Die REST API ist keine optionale Funktion, die du einfach abschalten kannst. Sie ist tief in den WordPress-Core integriert und viele Plugins sind darauf angewiesen:

  • Gutenberg-Block-Editor: die gesamte Bearbeitungserfahrung basiert auf der REST API. Jedes Mal, wenn du einen Beitrag im Block-Editor erstellst, speicherst oder in der Vorschau anzeigst, kommuniziert er mit der REST API. Deaktivierung wuerde dich zurueck zum Classic Editor zwingen.
  • Headless WordPress: wenn du WordPress als Content-Management-Backend mit einem separaten Frontend in React, Vue, Next.js oder Nuxt verwendest, ist die REST API (oder ihr neuerer Gegenpart WPGraphQL) der Weg, wie das Frontend Inhalte abruft.
  • Mobile Apps: die offizielle WordPress-Mobile-App kommuniziert ueber die REST API mit deiner Seite. Viele benutzerdefinierte Apps fuer Mitgliedschaftsseiten, Lernplattformen oder Nachrichtenportale nutzen sie ebenfalls.
  • Plugin-Funktionalitaet: viele moderne Plugins verlassen sich auf die REST API fuer ihre Admin-Oberflaechen. Plugins, die React oder Vue fuer ihre Einstellungsseiten verwenden, fuehren im Hintergrund API-Aufrufe durch. WooCommerce, Jetpack, Yoast SEO und dutzende andere wuerden ohne sie nicht funktionieren.
  • Drittanbieter-Integrationen: Zapier, IFTTT und aehnliche Automatisierungstools koennen ueber die REST API mit deiner WordPress-Seite interagieren und Workflows ermoeglichen wie das automatische Erstellen von Beitraegen aus Formulareinreichungen oder die Synchronisierung von Inhalten zwischen Plattformen.

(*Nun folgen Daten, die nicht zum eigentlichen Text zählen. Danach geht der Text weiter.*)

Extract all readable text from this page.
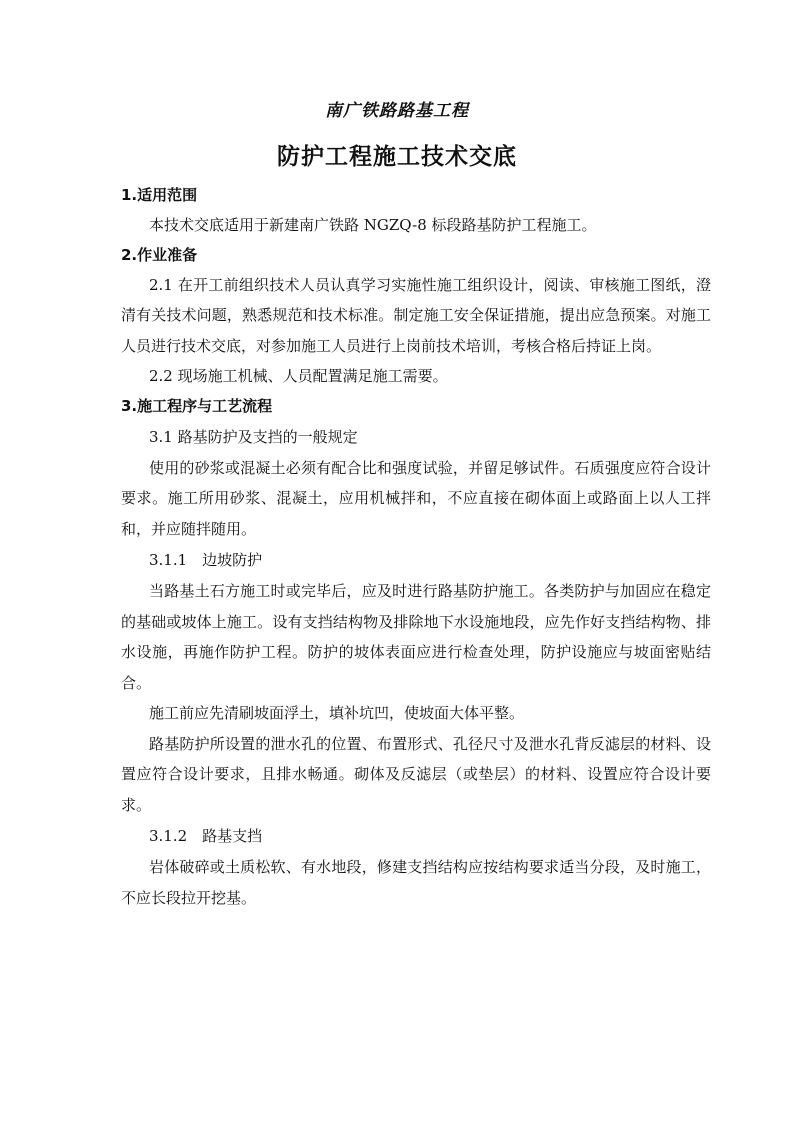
南广铁路路基工程
防护工程施工技术交底

1.适用范围

本技术交底适用于新建南广铁路 NGZQ-8 标段路基防护工程施工。

2.作业准备

2.1 在开工前组织技术人员认真学习实施性施工组织设计，阅读、审核施工图纸，澄清有关技术问题，熟悉规范和技术标准。制定施工安全保证措施，提出应急预案。对施工人员进行技术交底，对参加施工人员进行上岗前技术培训，考核合格后持证上岗。

2.2 现场施工机械、人员配置满足施工需要。

3.施工程序与工艺流程

3.1 路基防护及支挡的一般规定

使用的砂浆或混凝土必须有配合比和强度试验，并留足够试件。石质强度应符合设计要求。施工所用砂浆、混凝土，应用机械拌和，不应直接在砌体面上或路面上以人工拌和，并应随拌随用。

3.1.1　边坡防护

当路基土石方施工时或完毕后，应及时进行路基防护施工。各类防护与加固应在稳定的基础或坡体上施工。设有支挡结构物及排除地下水设施地段，应先作好支挡结构物、排水设施，再施作防护工程。防护的坡体表面应进行检查处理，防护设施应与坡面密贴结合。

施工前应先清刷坡面浮土，填补坑凹，使坡面大体平整。

路基防护所设置的泄水孔的位置、布置形式、孔径尺寸及泄水孔背反滤层的材料、设置应符合设计要求，且排水畅通。砌体及反滤层（或垫层）的材料、设置应符合设计要求。

3.1.2　路基支挡

岩体破碎或土质松软、有水地段，修建支挡结构应按结构要求适当分段，及时施工，不应长段拉开挖基。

Sicherheitshaertung ohne Funktionsverlust

Der richtige Ansatz ist nicht, die REST API komplett zu deaktivieren, sondern die Teile einzuschraenken, die sensible Informationen offenlegen. Hier sind praktische Schritte:

  • Den Users-Endpunkt einschraenken: fordere Authentifizierung fuer /wp/v2/users. Mehrere Sicherheits-Plugins bieten dies mit einem einzigen Schalter. Du kannst auch ein Code-Snippet in die functions.php deines Themes oder ein benutzerdefiniertes Plugin einfuegen, das den rest_authentication_errors-Hook nutzt, um nicht authentifizierten Zugriff auf bestimmte Endpunkte zu blockieren.
  • Den REST-API-Link aus dem HTML entfernen: WordPress gibt ein <link rel="https://api.w.org/">-Tag im HTML-Head aus, das die API-URL bewirbt. Das Entfernen dieses Tags deaktiviert die API nicht, stoppt aber die Bewerbung ihres Standorts gegenueber automatisierten Scannern.
  • XML-RPC ebenfalls deaktivieren: wenn du die REST API absicherst, deaktiviere auch die aeltere XML-RPC-Schnittstelle (/xmlrpc.php), die eigene Brute-Force- und DDoS-Schwachstellen hat.
  • Ein Firewall-Plugin verwenden: Plugins wie Wordfence, Sucuri oder iThemes Security koennen den API-Zugriff nach IP-Adresse einschraenken, bekannte boesartige Bots blockieren und Rate-Limiting hinzufuegen, um automatisierten Missbrauch zu verhindern.
  • Ungenutzte Plugin-Endpunkte entfernen: wenn ein Plugin API-Routen registriert, die du nicht benoetigst, kannst du den rest_endpoints-Filter verwenden, um sie zu entfernen. Das reduziert deine Angriffsflaeche und verhindert auch Informationslecks darueber, welche Plugins du installiert hast.

Was InspectWP prueft

InspectWP prueft, ob die REST API oeffentlich zugaenglich ist, indem es nach dem <link rel="https://api.w.org/">-Tag im HTML-Quellcode deiner Seite sucht. Es testet auch, ob der /wp-json/wp/v2/users-Endpunkt Benutzerdaten ohne Authentifizierung zurueckgibt, was auf ein Benutzer-Enumerationsrisiko hinweisen wuerde. Wenn das API-Link-Tag vorhanden ist, meldet InspectWP die entdeckte REST-API-URL. Wenn Benutzerdaten offengelegt werden, wird dies als Sicherheitsbedenken markiert, mit der Empfehlung, diesen Endpunkt auf authentifizierte Anfragen zu beschraenken.